I recently discovered Vizzlo (https://vizzlo.com). Those guys are going to develop smart templates for all common concept charts. Pretty fast, pretty slick. Basically, the opposite of Prezi but worth a trial.


Deckset is awesome. Markdown is easy to write and Deckset can export to PDF. It’s my choice nowadays


https://infinitekind.com/syncspace is an infinite canvas app, though I’m not sure how well it works for sharing/teaching usecases


Crosses some reqs (tho doesn't have full features object editing), handy if you want interactive presentations https://awwapp.com/


Take a look at https://www.mindmeister.com - it is mainly for mind maps (and is very good at that), but also has a presentation mode.


I use Marp, quick and dirty. But it allows for Markdown to PDF presentations.


Reveal.js used with R's version of markdown makes for a really nice setup. Fully contained html if you want, online/offline. Lot of support from community and slick features.


https://tiled.co

We've built Tiled to be a versatile presentation tool with a focus on interactivity and analytics.


Open source JSON editor: https://github.com/tantaman/Strut



A jupyter to power point converter would be huge. I work in a typical organization where power point is expected, but my results come out of jupyter.

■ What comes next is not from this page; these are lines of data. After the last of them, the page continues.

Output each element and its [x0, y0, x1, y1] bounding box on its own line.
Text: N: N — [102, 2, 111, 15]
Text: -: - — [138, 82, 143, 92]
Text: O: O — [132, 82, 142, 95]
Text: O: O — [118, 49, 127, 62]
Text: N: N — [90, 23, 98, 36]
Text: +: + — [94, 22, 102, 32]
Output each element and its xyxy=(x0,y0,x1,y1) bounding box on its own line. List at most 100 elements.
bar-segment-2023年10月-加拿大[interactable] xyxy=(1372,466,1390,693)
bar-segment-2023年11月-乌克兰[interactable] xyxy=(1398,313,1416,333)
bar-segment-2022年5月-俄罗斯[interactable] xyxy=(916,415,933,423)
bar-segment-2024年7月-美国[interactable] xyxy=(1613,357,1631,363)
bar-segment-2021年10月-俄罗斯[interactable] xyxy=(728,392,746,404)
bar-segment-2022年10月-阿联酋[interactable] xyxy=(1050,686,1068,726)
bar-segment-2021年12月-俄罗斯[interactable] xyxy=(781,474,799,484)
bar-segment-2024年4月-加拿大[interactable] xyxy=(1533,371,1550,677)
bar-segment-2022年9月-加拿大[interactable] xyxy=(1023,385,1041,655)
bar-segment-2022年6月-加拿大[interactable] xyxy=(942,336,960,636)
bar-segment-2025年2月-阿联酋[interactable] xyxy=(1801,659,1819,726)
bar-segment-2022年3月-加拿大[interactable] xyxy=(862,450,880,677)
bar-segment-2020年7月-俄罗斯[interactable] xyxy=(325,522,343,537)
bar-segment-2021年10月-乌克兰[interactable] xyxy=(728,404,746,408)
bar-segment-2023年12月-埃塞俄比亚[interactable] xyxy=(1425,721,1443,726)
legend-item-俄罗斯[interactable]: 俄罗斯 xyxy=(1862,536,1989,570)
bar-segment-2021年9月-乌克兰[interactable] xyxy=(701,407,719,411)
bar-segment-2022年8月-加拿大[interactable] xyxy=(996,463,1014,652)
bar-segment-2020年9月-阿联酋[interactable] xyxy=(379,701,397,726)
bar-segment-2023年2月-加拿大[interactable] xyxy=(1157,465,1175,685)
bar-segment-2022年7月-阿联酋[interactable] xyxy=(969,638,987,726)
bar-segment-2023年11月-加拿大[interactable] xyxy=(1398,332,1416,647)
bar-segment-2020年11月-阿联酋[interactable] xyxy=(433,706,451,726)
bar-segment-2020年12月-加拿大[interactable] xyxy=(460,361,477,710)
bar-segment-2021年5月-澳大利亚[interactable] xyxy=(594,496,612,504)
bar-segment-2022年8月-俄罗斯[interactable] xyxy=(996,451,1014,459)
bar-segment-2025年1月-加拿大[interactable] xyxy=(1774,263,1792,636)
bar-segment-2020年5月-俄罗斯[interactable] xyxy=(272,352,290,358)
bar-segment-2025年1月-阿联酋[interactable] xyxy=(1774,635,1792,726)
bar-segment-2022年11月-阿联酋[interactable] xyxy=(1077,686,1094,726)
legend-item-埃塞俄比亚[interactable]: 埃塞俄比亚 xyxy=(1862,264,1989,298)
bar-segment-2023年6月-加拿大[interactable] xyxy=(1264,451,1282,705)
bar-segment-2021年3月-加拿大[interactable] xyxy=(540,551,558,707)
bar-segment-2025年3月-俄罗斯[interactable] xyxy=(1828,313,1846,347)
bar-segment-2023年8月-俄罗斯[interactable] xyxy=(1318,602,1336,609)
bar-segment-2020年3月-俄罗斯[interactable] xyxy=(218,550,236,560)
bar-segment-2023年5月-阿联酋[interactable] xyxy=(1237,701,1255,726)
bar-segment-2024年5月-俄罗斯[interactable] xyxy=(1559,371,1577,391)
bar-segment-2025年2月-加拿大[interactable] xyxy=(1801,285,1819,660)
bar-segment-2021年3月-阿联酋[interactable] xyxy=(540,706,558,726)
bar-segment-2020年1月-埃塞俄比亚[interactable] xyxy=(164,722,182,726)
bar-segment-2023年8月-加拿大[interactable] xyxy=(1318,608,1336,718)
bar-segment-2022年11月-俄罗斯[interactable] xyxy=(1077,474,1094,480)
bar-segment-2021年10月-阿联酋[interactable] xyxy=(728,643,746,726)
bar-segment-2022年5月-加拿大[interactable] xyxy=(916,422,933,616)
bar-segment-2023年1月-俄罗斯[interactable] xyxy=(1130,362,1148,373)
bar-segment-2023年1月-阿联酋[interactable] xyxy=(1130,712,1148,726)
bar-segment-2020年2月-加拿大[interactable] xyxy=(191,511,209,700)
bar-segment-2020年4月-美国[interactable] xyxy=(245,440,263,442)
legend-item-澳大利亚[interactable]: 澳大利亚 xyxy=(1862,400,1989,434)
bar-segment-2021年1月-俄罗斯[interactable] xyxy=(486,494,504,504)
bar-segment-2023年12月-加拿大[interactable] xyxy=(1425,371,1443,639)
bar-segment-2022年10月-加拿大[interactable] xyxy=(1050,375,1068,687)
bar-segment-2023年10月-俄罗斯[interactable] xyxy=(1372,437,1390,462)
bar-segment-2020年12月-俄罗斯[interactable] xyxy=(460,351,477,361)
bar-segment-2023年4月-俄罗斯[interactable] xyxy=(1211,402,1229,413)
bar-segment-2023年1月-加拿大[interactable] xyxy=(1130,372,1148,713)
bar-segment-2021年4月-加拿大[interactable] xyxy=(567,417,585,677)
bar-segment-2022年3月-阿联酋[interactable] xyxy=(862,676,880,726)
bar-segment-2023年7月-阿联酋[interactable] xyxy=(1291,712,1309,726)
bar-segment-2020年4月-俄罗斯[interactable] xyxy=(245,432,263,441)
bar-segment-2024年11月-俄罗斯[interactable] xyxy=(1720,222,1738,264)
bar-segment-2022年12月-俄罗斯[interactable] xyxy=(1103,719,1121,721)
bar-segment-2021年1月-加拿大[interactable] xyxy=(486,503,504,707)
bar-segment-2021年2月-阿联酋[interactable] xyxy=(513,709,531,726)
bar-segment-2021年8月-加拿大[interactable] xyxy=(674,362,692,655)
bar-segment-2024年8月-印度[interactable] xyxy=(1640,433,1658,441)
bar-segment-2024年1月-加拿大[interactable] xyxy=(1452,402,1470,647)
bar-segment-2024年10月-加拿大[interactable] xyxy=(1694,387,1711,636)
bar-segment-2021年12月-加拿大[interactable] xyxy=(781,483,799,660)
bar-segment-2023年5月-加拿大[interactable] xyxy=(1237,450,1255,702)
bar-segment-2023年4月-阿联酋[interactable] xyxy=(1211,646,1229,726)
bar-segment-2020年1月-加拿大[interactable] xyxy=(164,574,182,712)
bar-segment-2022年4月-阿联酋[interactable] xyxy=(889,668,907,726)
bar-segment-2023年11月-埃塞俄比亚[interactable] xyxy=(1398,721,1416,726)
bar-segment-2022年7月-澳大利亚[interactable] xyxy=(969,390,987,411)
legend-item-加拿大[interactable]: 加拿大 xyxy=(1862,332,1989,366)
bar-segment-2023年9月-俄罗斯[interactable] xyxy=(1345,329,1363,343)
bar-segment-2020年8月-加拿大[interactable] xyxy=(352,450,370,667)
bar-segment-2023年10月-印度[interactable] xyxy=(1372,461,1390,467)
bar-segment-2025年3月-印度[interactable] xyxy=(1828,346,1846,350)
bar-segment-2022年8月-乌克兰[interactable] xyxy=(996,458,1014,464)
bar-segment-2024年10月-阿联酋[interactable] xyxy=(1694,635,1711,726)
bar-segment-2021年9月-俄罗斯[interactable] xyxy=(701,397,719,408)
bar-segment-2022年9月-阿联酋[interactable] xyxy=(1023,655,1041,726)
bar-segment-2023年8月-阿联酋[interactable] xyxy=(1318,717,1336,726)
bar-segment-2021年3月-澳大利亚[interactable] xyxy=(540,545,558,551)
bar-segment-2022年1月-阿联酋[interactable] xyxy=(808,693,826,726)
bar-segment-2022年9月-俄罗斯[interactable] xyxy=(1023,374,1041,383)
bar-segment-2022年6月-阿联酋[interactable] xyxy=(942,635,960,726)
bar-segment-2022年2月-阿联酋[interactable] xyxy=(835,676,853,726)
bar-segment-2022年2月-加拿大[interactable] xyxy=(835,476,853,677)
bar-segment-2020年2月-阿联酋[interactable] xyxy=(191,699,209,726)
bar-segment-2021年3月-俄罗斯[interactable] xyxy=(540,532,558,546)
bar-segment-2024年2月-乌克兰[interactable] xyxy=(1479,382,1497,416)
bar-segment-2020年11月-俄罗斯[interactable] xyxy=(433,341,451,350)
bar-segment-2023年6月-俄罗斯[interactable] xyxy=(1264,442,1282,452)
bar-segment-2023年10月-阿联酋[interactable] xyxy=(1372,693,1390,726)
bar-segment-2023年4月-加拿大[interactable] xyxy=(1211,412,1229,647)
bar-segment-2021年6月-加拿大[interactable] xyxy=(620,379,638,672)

Can someone care to explain what infinite canvas means


Your canvas isn't limited to the screen size or any other fixed size, instead you can keep adding things on all four sized forever.


PowerPoint can still replicate a lot of what you are looking for. Look into Morph. Granted, I prefer Keynote and Magic Move for this.


You should give a try to Ludus --> https://ludus.one


Sway is good. Very different than PowerPoint.

https://sway.com/


just created an awesome repo for presentation libraries as there doesn't seem to be one yet: https://github.com/Dowwie/awesome-presentation-libs


reveal-md if you like markdown!


I think you can make presentations with Omnigraffle, which has an infinite canvas.


Emacs org-mode w/Beamer or reveal.js export.